The Heart of Change is John Kotter and Dan Cohen's follow-up to Kotter's earlier eight-step model for leading change. Where Leading Change laid out the framework conceptually, this book populates it with real stories — 130 interviews with managers and executives at organizations that went through significant transformation. The core argument is deceptively simple: large-scale change succeeds or fails based on whether people feel differently, not whether they think differently. The authors call this the "see-feel-change" dynamic, and the stories they collect are built around it.

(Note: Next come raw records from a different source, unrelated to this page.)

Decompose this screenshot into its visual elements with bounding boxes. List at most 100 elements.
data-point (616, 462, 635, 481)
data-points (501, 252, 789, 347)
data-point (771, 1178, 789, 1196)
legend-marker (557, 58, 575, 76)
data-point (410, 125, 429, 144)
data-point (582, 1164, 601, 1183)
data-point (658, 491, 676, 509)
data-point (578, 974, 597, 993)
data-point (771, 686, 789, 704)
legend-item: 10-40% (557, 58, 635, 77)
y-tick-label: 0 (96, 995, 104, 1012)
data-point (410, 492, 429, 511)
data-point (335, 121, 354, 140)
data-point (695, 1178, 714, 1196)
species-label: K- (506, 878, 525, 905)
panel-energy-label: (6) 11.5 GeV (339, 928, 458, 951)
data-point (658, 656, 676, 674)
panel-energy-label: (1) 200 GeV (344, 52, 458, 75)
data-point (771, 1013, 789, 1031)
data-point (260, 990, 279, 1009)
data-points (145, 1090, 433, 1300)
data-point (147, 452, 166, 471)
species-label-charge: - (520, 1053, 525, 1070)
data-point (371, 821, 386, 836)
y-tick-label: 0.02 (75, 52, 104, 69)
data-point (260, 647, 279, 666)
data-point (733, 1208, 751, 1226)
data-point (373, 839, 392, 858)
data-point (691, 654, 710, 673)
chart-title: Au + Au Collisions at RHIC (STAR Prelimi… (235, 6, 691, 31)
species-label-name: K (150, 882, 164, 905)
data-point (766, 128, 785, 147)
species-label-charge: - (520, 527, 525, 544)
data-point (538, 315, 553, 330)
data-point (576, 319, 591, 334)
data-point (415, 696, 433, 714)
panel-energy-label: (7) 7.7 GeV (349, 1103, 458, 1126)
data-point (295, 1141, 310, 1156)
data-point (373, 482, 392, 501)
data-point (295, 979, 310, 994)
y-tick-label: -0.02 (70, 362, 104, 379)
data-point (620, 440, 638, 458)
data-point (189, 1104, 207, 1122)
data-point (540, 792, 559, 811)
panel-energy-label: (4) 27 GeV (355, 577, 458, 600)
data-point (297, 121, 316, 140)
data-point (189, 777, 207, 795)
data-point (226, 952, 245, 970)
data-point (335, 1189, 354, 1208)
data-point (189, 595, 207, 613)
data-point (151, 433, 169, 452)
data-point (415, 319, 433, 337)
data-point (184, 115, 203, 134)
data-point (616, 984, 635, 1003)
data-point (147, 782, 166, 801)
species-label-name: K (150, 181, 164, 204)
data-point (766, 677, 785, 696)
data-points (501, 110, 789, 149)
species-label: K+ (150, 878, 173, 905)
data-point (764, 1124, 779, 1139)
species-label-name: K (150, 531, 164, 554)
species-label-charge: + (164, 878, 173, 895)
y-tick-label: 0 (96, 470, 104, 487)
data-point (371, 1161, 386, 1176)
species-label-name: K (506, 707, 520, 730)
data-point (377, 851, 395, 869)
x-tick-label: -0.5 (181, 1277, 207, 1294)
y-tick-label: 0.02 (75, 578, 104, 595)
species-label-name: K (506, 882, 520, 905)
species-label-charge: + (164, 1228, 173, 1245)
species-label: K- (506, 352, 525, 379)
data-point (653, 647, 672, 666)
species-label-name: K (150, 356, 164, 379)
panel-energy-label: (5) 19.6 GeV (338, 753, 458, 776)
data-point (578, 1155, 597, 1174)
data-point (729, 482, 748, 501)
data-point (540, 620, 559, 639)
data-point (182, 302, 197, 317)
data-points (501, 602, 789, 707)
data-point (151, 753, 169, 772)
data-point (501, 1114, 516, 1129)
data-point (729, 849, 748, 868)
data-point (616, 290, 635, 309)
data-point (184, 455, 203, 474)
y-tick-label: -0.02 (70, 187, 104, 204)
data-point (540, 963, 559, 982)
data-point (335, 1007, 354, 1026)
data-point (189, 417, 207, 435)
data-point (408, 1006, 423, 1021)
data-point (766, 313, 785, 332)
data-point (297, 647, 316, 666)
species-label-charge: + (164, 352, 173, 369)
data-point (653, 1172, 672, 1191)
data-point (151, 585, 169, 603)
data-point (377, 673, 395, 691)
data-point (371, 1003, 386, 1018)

The eight steps from Kotter's earlier work appear again: increase urgency, build the guiding team, develop the vision and strategy, communicate for buy-in, empower action, produce short-term wins, maintain momentum, and make change stick. But the book's contribution is showing what each step looks like in practice and, more specifically, what emotional shift it requires. Each chapter opens with a story in which someone changed behavior not because they were given better data but because they were shown something concrete — a dramatic demonstration, a tangible result, a vivid contrast — that hit them in a way logic alone hadn't.

What it gets right

  1. 1.

    Large-scale change is driven more by shifting feelings than by sharing information. The see-feel-change dynamic matters more than the analyze-think-change alternative.

  2. 2.

    Urgency must be felt, not just understood. Dramatic demonstrations and tangible evidence move people where statistics and memos don't.

  3. 3.

    The guiding coalition needs credibility, authority, and trust. A change effort led by people the organization doesn't respect will fail regardless of the strategy's quality.

What it covers

Who wrote it

John P. Kotter is professor emeritus at Harvard Business School and one of the most widely cited authorities on leadership and change management. His eight-step model for leading change, introduced in Leading Change, is taught in business schools worldwide. Dan S. Cohen is a researcher and consultant who collaborated with Kotter on the interview research behind this book. Together they conducted over 130 interviews to ground the framework in real organizational experience. Kotter has written more than twenty books on leadership, strategy, and change.